Reflection of social hierarchy also differs between Acehnese and English. Acehnese has no gender-specific pronouns; instead its pronouns encode levels of politeness. For instance, if speaking to an elder in Acehnese, one might say “I (a level lower than you).” It’s these kinds of subtle differences, Legate says, that are invaluable when studying the possibilities for language structure across different cultures and regions.

Investigating the intricate details of a language cannot be accomplished without the consultation of a native speaker. Aceh, located on Sumatra, an island in western Indonesia, has a population of less than 4 million people, which makes finding enclaves of speakers here in the U.S. rare. However, Legate—whose dissertation focused on an aboriginal Australian language with only about 2,000 speakers—was able to connect with a handful of native speakers in and around the Penn community. 

When it comes to communicating with the consultant, linguists don’t need to be fluent in a language to study it. This would be wholly unrealistic given the number of rare dialects a linguist might study over a short period. So in order to prepare for one-on-one sessions with native speakers, Legate uses any existing dictionaries or grammars, as well as her own research, to establish the outlines of the grammar, then formulates and tests hypotheses on the sentence structures she wants to study.

Legate has always had an interest in languages. “I was pursuing a degree in French, and we were required to take a linguistics course, and I loved it,” she says. “I also have a strong affinity to logical and mathematical reasoning, and linguistics is a combination of language and logic that doesn’t exist in any other discipline. It’s ideally suited to me.”

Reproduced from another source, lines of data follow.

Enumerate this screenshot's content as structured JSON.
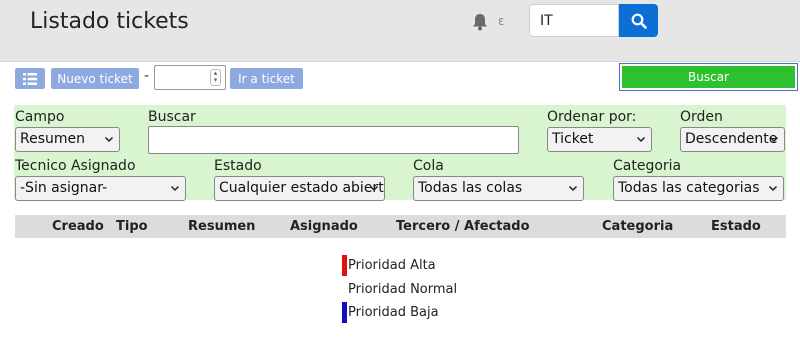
{
  "header": {
    "title": "Listado tickets",
    "notification_count": "ε",
    "search_value": "IT"
  },
  "toolbar": {
    "nuevo_label": "Nuevo ticket",
    "dash": "-",
    "ir_label": "Ir a ticket",
    "buscar_label": "Buscar"
  },
  "filters": {
    "campo_label": "Campo",
    "campo_value": "Resumen",
    "buscar_label": "Buscar",
    "buscar_value": "",
    "ordenar_label": "Ordenar por:",
    "ordenar_value": "Ticket",
    "orden_label": "Orden",
    "orden_value": "Descendente",
    "tecnico_label": "Tecnico Asignado",
    "tecnico_value": "-Sin asignar-",
    "estado_label": "Estado",
    "estado_value": "Cualquier estado abiert",
    "cola_label": "Cola",
    "cola_value": "Todas las colas",
    "categoria_label": "Categoria",
    "categoria_value": "Todas las categorias"
  },
  "table": {
    "columns": [
      "Creado",
      "Tipo",
      "Resumen",
      "Asignado",
      "Tercero / Afectado",
      "Categoria",
      "Estado"
    ]
  },
  "legend": [
    {
      "label": "Prioridad Alta",
      "color": "#e01010"
    },
    {
      "label": "Prioridad Normal",
      "color": "#ffffff"
    },
    {
      "label": "Prioridad Baja",
      "color": "#1010c0"
    }
  ]
}
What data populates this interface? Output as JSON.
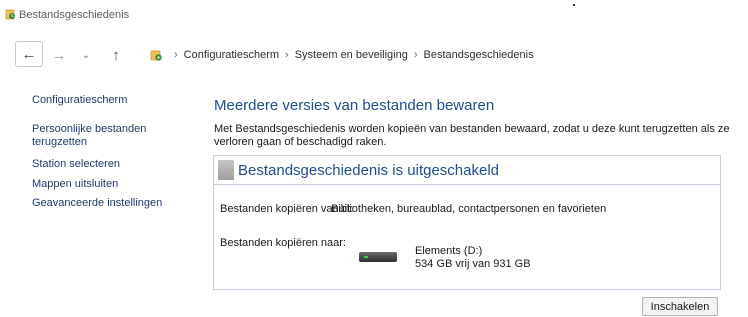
{
  "window": {
    "title": "Bestandsgeschiedenis",
    "icon": "file-history-icon"
  },
  "nav": {
    "back": "←",
    "forward": "→",
    "recent": "⌄",
    "up": "↑",
    "separator": "›",
    "path_icon": "control-panel-icon",
    "breadcrumbs": [
      "Configuratiescherm",
      "Systeem en beveiliging",
      "Bestandsgeschiedenis"
    ]
  },
  "sidebar": {
    "items": [
      {
        "label": "Configuratiescherm"
      },
      {
        "label_line1": "Persoonlijke bestanden",
        "label_line2": "terugzetten"
      },
      {
        "label": "Station selecteren"
      },
      {
        "label": "Mappen uitsluiten"
      },
      {
        "label": "Geavanceerde instellingen"
      }
    ]
  },
  "main": {
    "heading": "Meerdere versies van bestanden bewaren",
    "description_line1": "Met Bestandsgeschiedenis worden kopieën van bestanden bewaard, zodat u deze kunt terugzetten als ze",
    "description_line2": "verloren gaan of beschadigd raken.",
    "status_title": "Bestandsgeschiedenis is uitgeschakeld",
    "copy_from_label": "Bestanden kopiëren vanuit:",
    "copy_from_value": "Bibliotheken, bureaublad, contactpersonen en favorieten",
    "copy_to_label": "Bestanden kopiëren naar:",
    "drive_name": "Elements (D:)",
    "drive_space": "534 GB vrij van 931 GB",
    "enable_button": "Inschakelen"
  },
  "colors": {
    "heading": "#1e4e91",
    "link": "#1f3b70",
    "panel_border": "#c7cfe0",
    "drive_led": "#39d14a"
  }
}
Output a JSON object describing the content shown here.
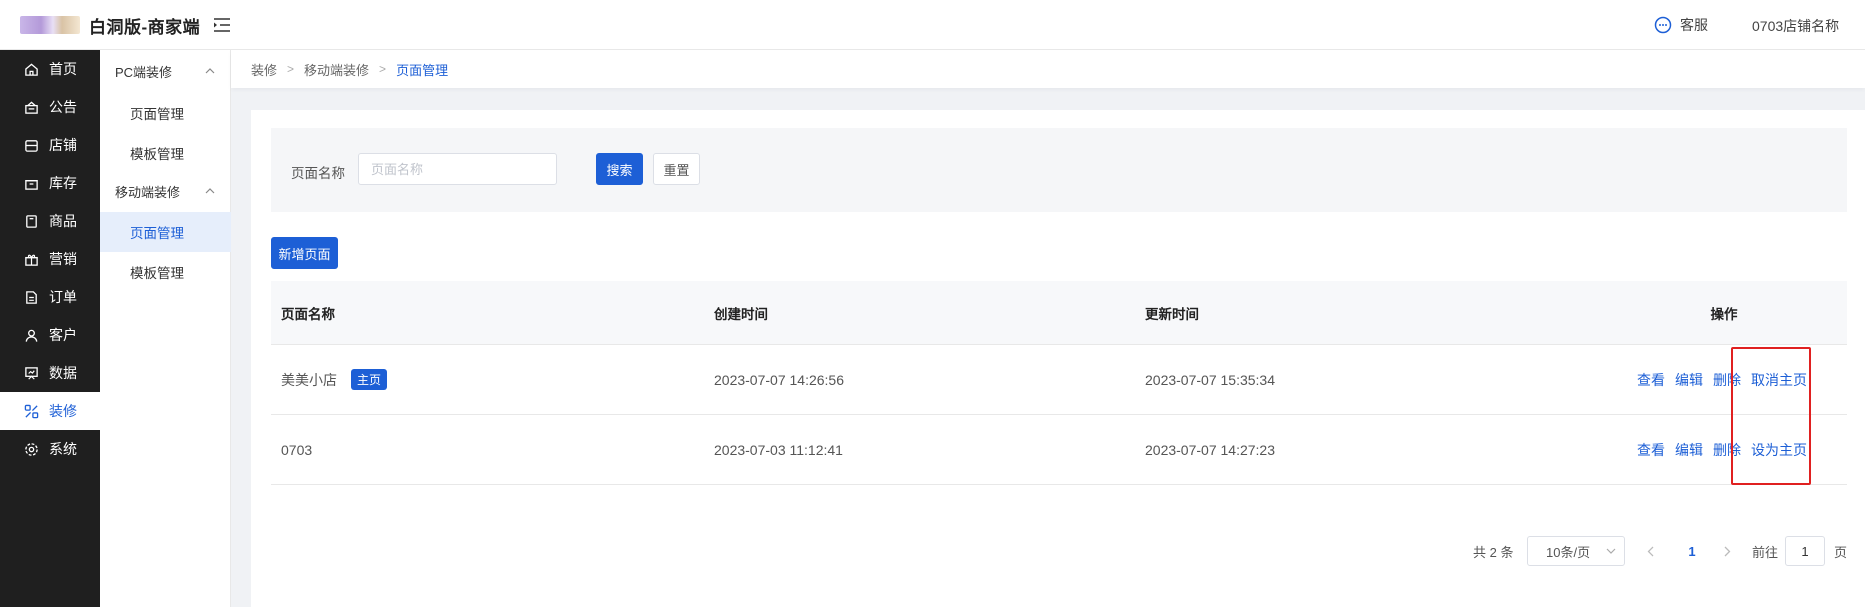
{
  "header": {
    "app_title": "白洞版-商家端",
    "customer_service_label": "客服",
    "store_name": "0703店铺名称"
  },
  "sidebar": {
    "items": [
      {
        "label": "首页",
        "icon": "home-icon"
      },
      {
        "label": "公告",
        "icon": "announcement-icon"
      },
      {
        "label": "店铺",
        "icon": "store-icon"
      },
      {
        "label": "库存",
        "icon": "inventory-icon"
      },
      {
        "label": "商品",
        "icon": "product-icon"
      },
      {
        "label": "营销",
        "icon": "gift-icon"
      },
      {
        "label": "订单",
        "icon": "order-icon"
      },
      {
        "label": "客户",
        "icon": "user-icon"
      },
      {
        "label": "数据",
        "icon": "chart-icon"
      },
      {
        "label": "装修",
        "icon": "decorate-icon",
        "active": true
      },
      {
        "label": "系统",
        "icon": "settings-icon"
      }
    ]
  },
  "subnav": {
    "groups": [
      {
        "label": "PC端装修",
        "items": [
          "页面管理",
          "模板管理"
        ]
      },
      {
        "label": "移动端装修",
        "items": [
          "页面管理",
          "模板管理"
        ]
      }
    ],
    "active_item": "页面管理"
  },
  "breadcrumb": [
    "装修",
    "移动端装修",
    "页面管理"
  ],
  "filter": {
    "label": "页面名称",
    "placeholder": "页面名称",
    "value": "",
    "search_label": "搜索",
    "reset_label": "重置"
  },
  "add_button_label": "新增页面",
  "table": {
    "headers": [
      "页面名称",
      "创建时间",
      "更新时间",
      "操作"
    ],
    "rows": [
      {
        "name": "美美小店",
        "badge": "主页",
        "created": "2023-07-07 14:26:56",
        "updated": "2023-07-07 15:35:34",
        "actions": [
          "查看",
          "编辑",
          "删除",
          "取消主页"
        ]
      },
      {
        "name": "0703",
        "badge": "",
        "created": "2023-07-03 11:12:41",
        "updated": "2023-07-07 14:27:23",
        "actions": [
          "查看",
          "编辑",
          "删除",
          "设为主页"
        ]
      }
    ]
  },
  "pagination": {
    "total_text": "共 2 条",
    "page_size": "10条/页",
    "current_page": "1",
    "goto_label": "前往",
    "goto_value": "1",
    "page_unit": "页"
  },
  "colors": {
    "primary": "#1d5fd6",
    "sidebar_bg": "#1f1f1f",
    "highlight_border": "#e02020"
  }
}
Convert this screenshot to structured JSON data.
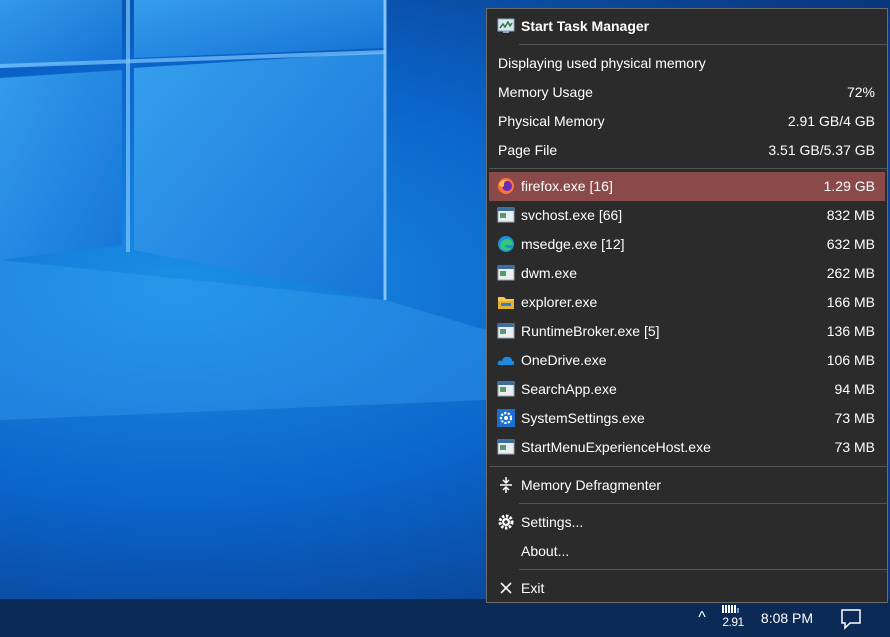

This January, Legate will take over as editor-in-chief of Natural Language & Linguistic Theory, one of the most prestigious journals in the field of theoretical linguistics. The journal emphasizes the combination of detailed language work and linguistic theory that Legate thrives on. “There is a wealth of work describing languages, but these descriptions typically do not include the kind of information that would elucidate the human language faculty,” says Legate. “When we combine those resources with sophisticated linguistic theory, that’s when we discover the properties that define human language. It’s a growing area and I’m excited to be part of it.”